The volume of a cone is given by:

$V = \frac{1}{3}πr^2h$

For the small candle:

$12 = \frac{1}{3}πr_s^2h_s$

Let h_s = h. Rearranging gives:

$r_s^2 = \frac{12}{\frac{1}{3}πh} = \frac{36}{πh}$

For the large candle with height 2h:

$150π = \frac{1}{3}πr_l^2(2h)$

This simplifies to:

$r_l^2 = \frac{150}{\frac{2}{3}h} = \frac{225}{h}$

We see that:

$\frac{r_l^2}{r_s^2} = k^2$

Substituting in the expressions for $r_s^2$ and $r_l^2$ gives:

$k^2 = \frac{\frac{225}{h}}{\frac{36}{πh}} = \frac{225π}{36} = \frac{25π}{4}$

Therefore, to find k:

$k = \sqrt{\frac{225}{36}} = \frac{15}{6} = \frac{5}{2}$

The length of arc AB can be found using the formula:

$\text{Arc length} = \frac{θ}{360} \times 2πr$

where θ is the central angle. Here:

$θ = 216°$

Setting up the equation:

$\text{Arc length} = \frac{216}{360} \times 2πr = \frac{3}{5} \times 2πr = \frac{6}{5}πr$

Given that |OA| = 8 cm is the slant height of the cone, we can relate this to the radius. Using the relationship of a cone:

$r = 8 \times \sin(108°)$

In conclusion, by applying trigonometric properties, the specific radius can be derived.

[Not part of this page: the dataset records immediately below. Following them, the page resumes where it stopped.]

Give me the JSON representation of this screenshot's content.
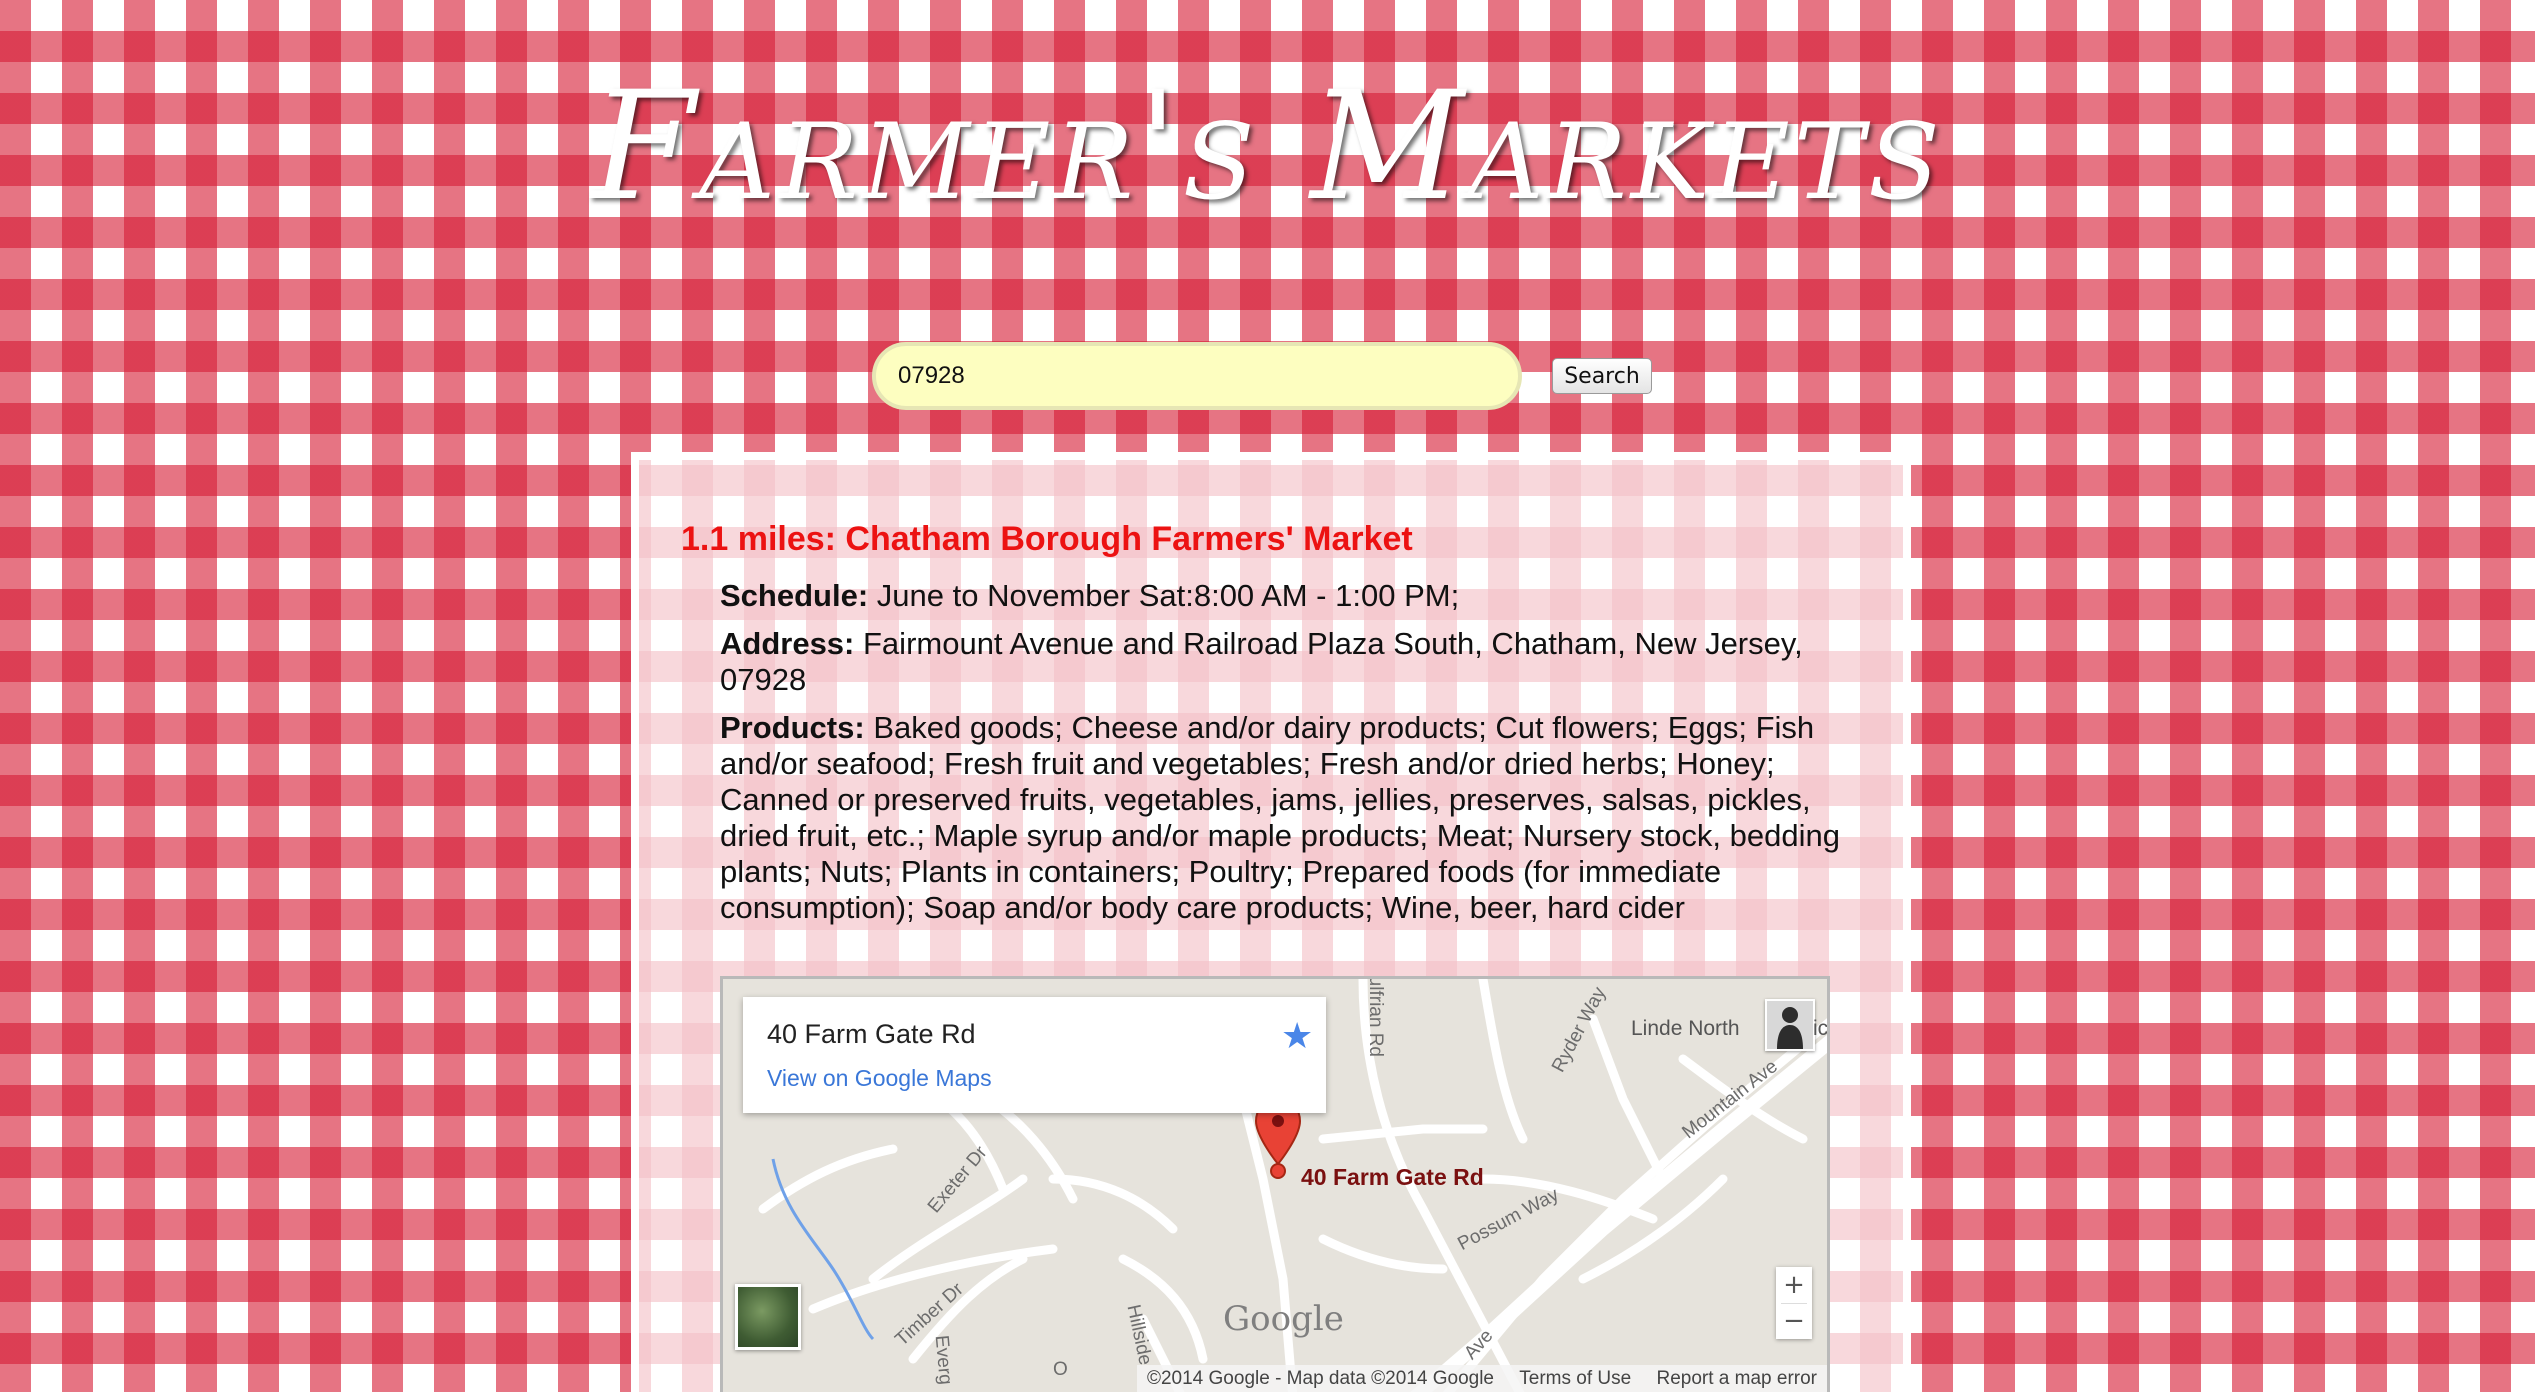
{
  "header": {
    "title": "Farmer's Markets"
  },
  "search": {
    "value": "07928",
    "button_label": "Search"
  },
  "market": {
    "title": "1.1 miles: Chatham Borough Farmers' Market",
    "schedule_label": "Schedule:",
    "schedule": "June to November Sat:8:00 AM - 1:00 PM;",
    "address_label": "Address:",
    "address": "Fairmount Avenue and Railroad Plaza South, Chatham, New Jersey, 07928",
    "products_label": "Products:",
    "products": "Baked goods; Cheese and/or dairy products; Cut flowers; Eggs; Fish and/or seafood; Fresh fruit and vegetables; Fresh and/or dried herbs; Honey; Canned or preserved fruits, vegetables, jams, jellies, preserves, salsas, pickles, dried fruit, etc.; Maple syrup and/or maple products; Meat; Nursery stock, bedding plants; Nuts; Plants in containers; Poultry; Prepared foods (for immediate consumption); Soap and/or body care products; Wine, beer, hard cider"
  },
  "map": {
    "info_address": "40 Farm Gate Rd",
    "info_link": "View on Google Maps",
    "star_icon": "star-icon",
    "marker_label": "40 Farm Gate Rd",
    "poi_label": "Linde North",
    "poi_label_cut": "ic",
    "streets": {
      "sulfrian": "Sulfrian Rd",
      "ryder": "Ryder Way",
      "mountain": "Mountain Ave",
      "exeter": "Exeter Dr",
      "possum": "Possum Way",
      "timber": "Timber Dr",
      "hillside": "Hillside",
      "everg": "Everg",
      "ave": "Ave",
      "o": "O"
    },
    "logo": "Google",
    "zoom_in": "+",
    "zoom_out": "−",
    "footer": {
      "copyright": "©2014 Google - Map data ©2014 Google",
      "terms": "Terms of Use",
      "report": "Report a map error"
    }
  },
  "colors": {
    "gingham_red": "#d61e37",
    "market_title": "#ec1212",
    "search_bg": "#fdfec0",
    "link": "#3a77d8"
  }
}
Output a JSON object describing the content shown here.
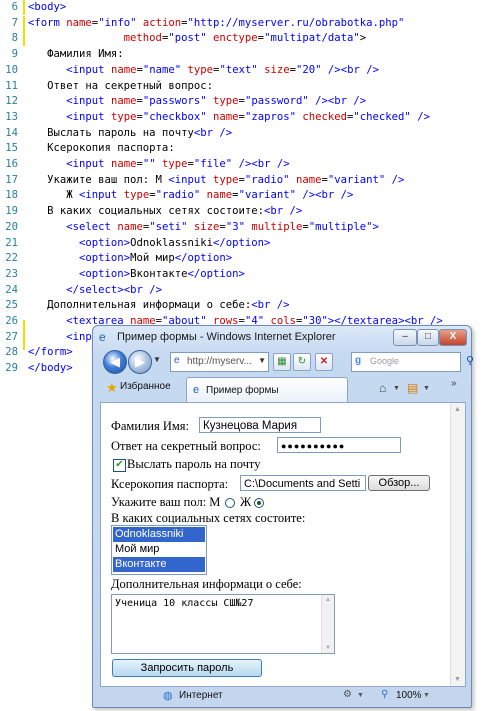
{
  "editor": {
    "lines": [
      {
        "num": "6",
        "code": "<body>"
      },
      {
        "num": "7",
        "code": "<form name=\"info\" action=\"http://myserver.ru/obrabotka.php\""
      },
      {
        "num": "8",
        "code": "               method=\"post\" enctype=\"multipat/data\">"
      },
      {
        "num": "9",
        "code": "   Фамилия Имя:"
      },
      {
        "num": "10",
        "code": "      <input name=\"name\" type=\"text\" size=\"20\" /><br />"
      },
      {
        "num": "11",
        "code": "   Ответ на секретный вопрос:"
      },
      {
        "num": "12",
        "code": "      <input name=\"passwors\" type=\"password\" /><br />"
      },
      {
        "num": "13",
        "code": "      <input type=\"checkbox\" name=\"zapros\" checked=\"checked\" />"
      },
      {
        "num": "14",
        "code": "   Выслать пароль на почту<br />"
      },
      {
        "num": "15",
        "code": "   Ксерокопия паспорта:"
      },
      {
        "num": "16",
        "code": "      <input name=\"\" type=\"file\" /><br />"
      },
      {
        "num": "17",
        "code": "   Укажите ваш пол: М <input type=\"radio\" name=\"variant\" />"
      },
      {
        "num": "18",
        "code": "      Ж <input type=\"radio\" name=\"variant\" /><br />"
      },
      {
        "num": "19",
        "code": "   В каких социальных сетях состоите:<br />"
      },
      {
        "num": "20",
        "code": "      <select name=\"seti\" size=\"3\" multiple=\"multiple\">"
      },
      {
        "num": "21",
        "code": "        <option>Odnoklassniki</option>"
      },
      {
        "num": "22",
        "code": "        <option>Мой мир</option>"
      },
      {
        "num": "23",
        "code": "        <option>Вконтакте</option>"
      },
      {
        "num": "24",
        "code": "      </select><br />"
      },
      {
        "num": "25",
        "code": "   Дополнительная информаци о себе:<br />"
      },
      {
        "num": "26",
        "code": "      <textarea name=\"about\" rows=\"4\" cols=\"30\"></textarea><br />"
      },
      {
        "num": "27",
        "code": "      <input type=\"submit\" name=\"send\" value=\"Запросить пароль\" />"
      },
      {
        "num": "28",
        "code": "</form>"
      },
      {
        "num": "29",
        "code": "</body>"
      }
    ]
  },
  "browser": {
    "title": "Пример формы - Windows Internet Explorer",
    "minimize": "–",
    "maximize": "□",
    "close": "X",
    "address": "http://myserv...",
    "search_placeholder": "Google",
    "favorites_label": "Избранное",
    "tab_label": "Пример формы",
    "status_zone": "Интернет",
    "zoom": "100%"
  },
  "form": {
    "name_label": "Фамилия Имя:",
    "name_value": "Кузнецова Мария",
    "secret_label": "Ответ на секретный вопрос:",
    "password_mask": "●●●●●●●●●●",
    "checkbox_label": "Выслать пароль на почту",
    "checkbox_checked": true,
    "passport_label": "Ксерокопия паспорта:",
    "file_value": "C:\\Documents and Setti",
    "browse_label": "Обзор...",
    "gender_label": "Укажите ваш пол: М",
    "gender_f": "Ж",
    "selected_gender": "Ж",
    "social_label": "В каких социальных сетях состоите:",
    "social_options": [
      {
        "label": "Odnoklassniki",
        "selected": true
      },
      {
        "label": "Мой мир",
        "selected": false
      },
      {
        "label": "Вконтакте",
        "selected": true
      }
    ],
    "about_label": "Дополнительная информаци о себе:",
    "about_value": "Ученица 10 классы СШ№27",
    "submit_label": "Запросить пароль"
  },
  "colors": {
    "tag": "#0000ff",
    "attribute": "#cc0000",
    "line_number": "#2a7f9f",
    "selection": "#3366cc"
  }
}
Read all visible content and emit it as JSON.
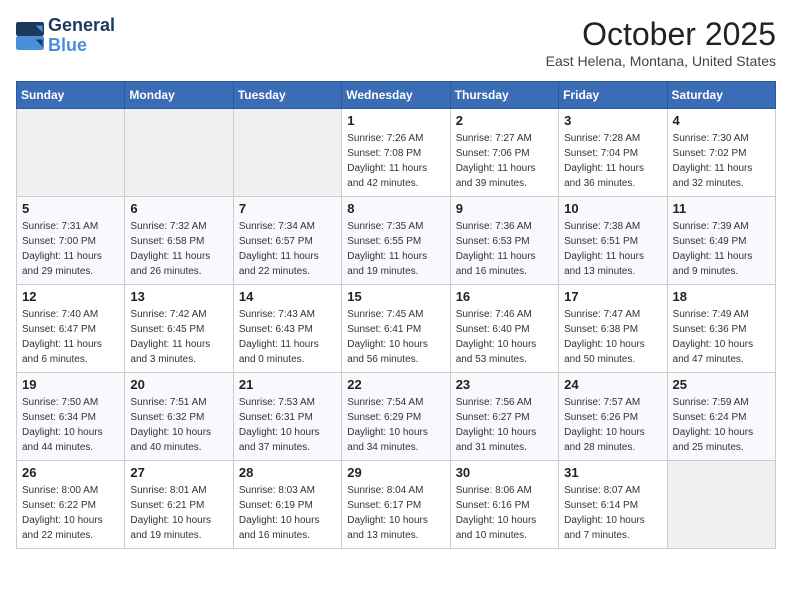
{
  "logo": {
    "line1": "General",
    "line2": "Blue"
  },
  "title": "October 2025",
  "location": "East Helena, Montana, United States",
  "days_of_week": [
    "Sunday",
    "Monday",
    "Tuesday",
    "Wednesday",
    "Thursday",
    "Friday",
    "Saturday"
  ],
  "weeks": [
    [
      {
        "day": "",
        "sunrise": "",
        "sunset": "",
        "daylight": ""
      },
      {
        "day": "",
        "sunrise": "",
        "sunset": "",
        "daylight": ""
      },
      {
        "day": "",
        "sunrise": "",
        "sunset": "",
        "daylight": ""
      },
      {
        "day": "1",
        "sunrise": "Sunrise: 7:26 AM",
        "sunset": "Sunset: 7:08 PM",
        "daylight": "Daylight: 11 hours and 42 minutes."
      },
      {
        "day": "2",
        "sunrise": "Sunrise: 7:27 AM",
        "sunset": "Sunset: 7:06 PM",
        "daylight": "Daylight: 11 hours and 39 minutes."
      },
      {
        "day": "3",
        "sunrise": "Sunrise: 7:28 AM",
        "sunset": "Sunset: 7:04 PM",
        "daylight": "Daylight: 11 hours and 36 minutes."
      },
      {
        "day": "4",
        "sunrise": "Sunrise: 7:30 AM",
        "sunset": "Sunset: 7:02 PM",
        "daylight": "Daylight: 11 hours and 32 minutes."
      }
    ],
    [
      {
        "day": "5",
        "sunrise": "Sunrise: 7:31 AM",
        "sunset": "Sunset: 7:00 PM",
        "daylight": "Daylight: 11 hours and 29 minutes."
      },
      {
        "day": "6",
        "sunrise": "Sunrise: 7:32 AM",
        "sunset": "Sunset: 6:58 PM",
        "daylight": "Daylight: 11 hours and 26 minutes."
      },
      {
        "day": "7",
        "sunrise": "Sunrise: 7:34 AM",
        "sunset": "Sunset: 6:57 PM",
        "daylight": "Daylight: 11 hours and 22 minutes."
      },
      {
        "day": "8",
        "sunrise": "Sunrise: 7:35 AM",
        "sunset": "Sunset: 6:55 PM",
        "daylight": "Daylight: 11 hours and 19 minutes."
      },
      {
        "day": "9",
        "sunrise": "Sunrise: 7:36 AM",
        "sunset": "Sunset: 6:53 PM",
        "daylight": "Daylight: 11 hours and 16 minutes."
      },
      {
        "day": "10",
        "sunrise": "Sunrise: 7:38 AM",
        "sunset": "Sunset: 6:51 PM",
        "daylight": "Daylight: 11 hours and 13 minutes."
      },
      {
        "day": "11",
        "sunrise": "Sunrise: 7:39 AM",
        "sunset": "Sunset: 6:49 PM",
        "daylight": "Daylight: 11 hours and 9 minutes."
      }
    ],
    [
      {
        "day": "12",
        "sunrise": "Sunrise: 7:40 AM",
        "sunset": "Sunset: 6:47 PM",
        "daylight": "Daylight: 11 hours and 6 minutes."
      },
      {
        "day": "13",
        "sunrise": "Sunrise: 7:42 AM",
        "sunset": "Sunset: 6:45 PM",
        "daylight": "Daylight: 11 hours and 3 minutes."
      },
      {
        "day": "14",
        "sunrise": "Sunrise: 7:43 AM",
        "sunset": "Sunset: 6:43 PM",
        "daylight": "Daylight: 11 hours and 0 minutes."
      },
      {
        "day": "15",
        "sunrise": "Sunrise: 7:45 AM",
        "sunset": "Sunset: 6:41 PM",
        "daylight": "Daylight: 10 hours and 56 minutes."
      },
      {
        "day": "16",
        "sunrise": "Sunrise: 7:46 AM",
        "sunset": "Sunset: 6:40 PM",
        "daylight": "Daylight: 10 hours and 53 minutes."
      },
      {
        "day": "17",
        "sunrise": "Sunrise: 7:47 AM",
        "sunset": "Sunset: 6:38 PM",
        "daylight": "Daylight: 10 hours and 50 minutes."
      },
      {
        "day": "18",
        "sunrise": "Sunrise: 7:49 AM",
        "sunset": "Sunset: 6:36 PM",
        "daylight": "Daylight: 10 hours and 47 minutes."
      }
    ],
    [
      {
        "day": "19",
        "sunrise": "Sunrise: 7:50 AM",
        "sunset": "Sunset: 6:34 PM",
        "daylight": "Daylight: 10 hours and 44 minutes."
      },
      {
        "day": "20",
        "sunrise": "Sunrise: 7:51 AM",
        "sunset": "Sunset: 6:32 PM",
        "daylight": "Daylight: 10 hours and 40 minutes."
      },
      {
        "day": "21",
        "sunrise": "Sunrise: 7:53 AM",
        "sunset": "Sunset: 6:31 PM",
        "daylight": "Daylight: 10 hours and 37 minutes."
      },
      {
        "day": "22",
        "sunrise": "Sunrise: 7:54 AM",
        "sunset": "Sunset: 6:29 PM",
        "daylight": "Daylight: 10 hours and 34 minutes."
      },
      {
        "day": "23",
        "sunrise": "Sunrise: 7:56 AM",
        "sunset": "Sunset: 6:27 PM",
        "daylight": "Daylight: 10 hours and 31 minutes."
      },
      {
        "day": "24",
        "sunrise": "Sunrise: 7:57 AM",
        "sunset": "Sunset: 6:26 PM",
        "daylight": "Daylight: 10 hours and 28 minutes."
      },
      {
        "day": "25",
        "sunrise": "Sunrise: 7:59 AM",
        "sunset": "Sunset: 6:24 PM",
        "daylight": "Daylight: 10 hours and 25 minutes."
      }
    ],
    [
      {
        "day": "26",
        "sunrise": "Sunrise: 8:00 AM",
        "sunset": "Sunset: 6:22 PM",
        "daylight": "Daylight: 10 hours and 22 minutes."
      },
      {
        "day": "27",
        "sunrise": "Sunrise: 8:01 AM",
        "sunset": "Sunset: 6:21 PM",
        "daylight": "Daylight: 10 hours and 19 minutes."
      },
      {
        "day": "28",
        "sunrise": "Sunrise: 8:03 AM",
        "sunset": "Sunset: 6:19 PM",
        "daylight": "Daylight: 10 hours and 16 minutes."
      },
      {
        "day": "29",
        "sunrise": "Sunrise: 8:04 AM",
        "sunset": "Sunset: 6:17 PM",
        "daylight": "Daylight: 10 hours and 13 minutes."
      },
      {
        "day": "30",
        "sunrise": "Sunrise: 8:06 AM",
        "sunset": "Sunset: 6:16 PM",
        "daylight": "Daylight: 10 hours and 10 minutes."
      },
      {
        "day": "31",
        "sunrise": "Sunrise: 8:07 AM",
        "sunset": "Sunset: 6:14 PM",
        "daylight": "Daylight: 10 hours and 7 minutes."
      },
      {
        "day": "",
        "sunrise": "",
        "sunset": "",
        "daylight": ""
      }
    ]
  ]
}
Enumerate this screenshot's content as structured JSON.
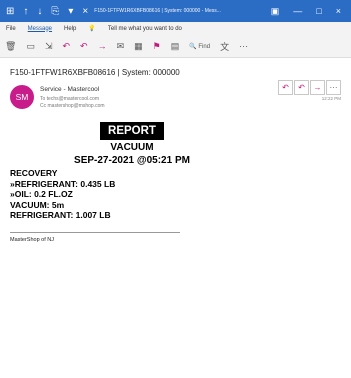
{
  "window": {
    "title": "F150-1FTFW1R6XBFB08616 | System: 000000 - Mess...",
    "quick_access": [
      "⊞",
      "↑",
      "↓",
      "⎘",
      "▾",
      "×"
    ],
    "window_buttons": [
      "▣",
      "—",
      "□",
      "×"
    ]
  },
  "menu": {
    "file": "File",
    "message": "Message",
    "help": "Help",
    "tell_me": "Tell me what you want to do"
  },
  "ribbon": {
    "find": "Find",
    "more": "···"
  },
  "email": {
    "subject": "F150-1FTFW1R6XBFB08616 | System: 000000",
    "avatar_initials": "SM",
    "sender": "Service - Mastercool",
    "to": "To  techs@mastercool.com",
    "cc": "Cc  mastershop@mshop.com",
    "time": "12:22 PM",
    "actions": [
      "↶",
      "↶",
      "→",
      "···"
    ]
  },
  "report": {
    "title": "REPORT",
    "subtitle": "VACUUM",
    "datetime": "SEP-27-2021 @05:21 PM",
    "lines": [
      "RECOVERY",
      "»REFRIGERANT: 0.435 LB",
      "»OIL: 0.2 FL.OZ",
      "VACUUM: 5m",
      "REFRIGERANT: 1.007 LB"
    ],
    "signature": "MasterShop of NJ"
  },
  "colors": {
    "titlebar": "#2b6cc4",
    "avatar": "#c81c8a",
    "accent_pink": "#c21a7c"
  }
}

The volume of a sphere is given by:

$V = \frac{4}{3}πr^3$

Substituting in the value for the radius, we find:

$V = \frac{4}{3}π(2.7)^3$

Calculating gives:

$V \approx 82.4479 \, \text{cm}^3 \approx 82.448 \, \text{cm}^3 \, \text{(to 3 d.p.)}$

The area of the base of the candle is:

$A = πr^2$

Setting this equal to 5.4 cm²:

$\pi r^2 = 5.4$

Solving for r, we find:

$r = \sqrt{\frac{5.4}{π}}$

Next, we apply the Pythagorean theorem to determine l:

$l^2 + r^2 = (2.7)^2$

Thus:

$l = 2.7 - \sqrt{(2.7)^2 - r^2}$

Finally, calculate l to find its numerical value, rounding to the nearest mm.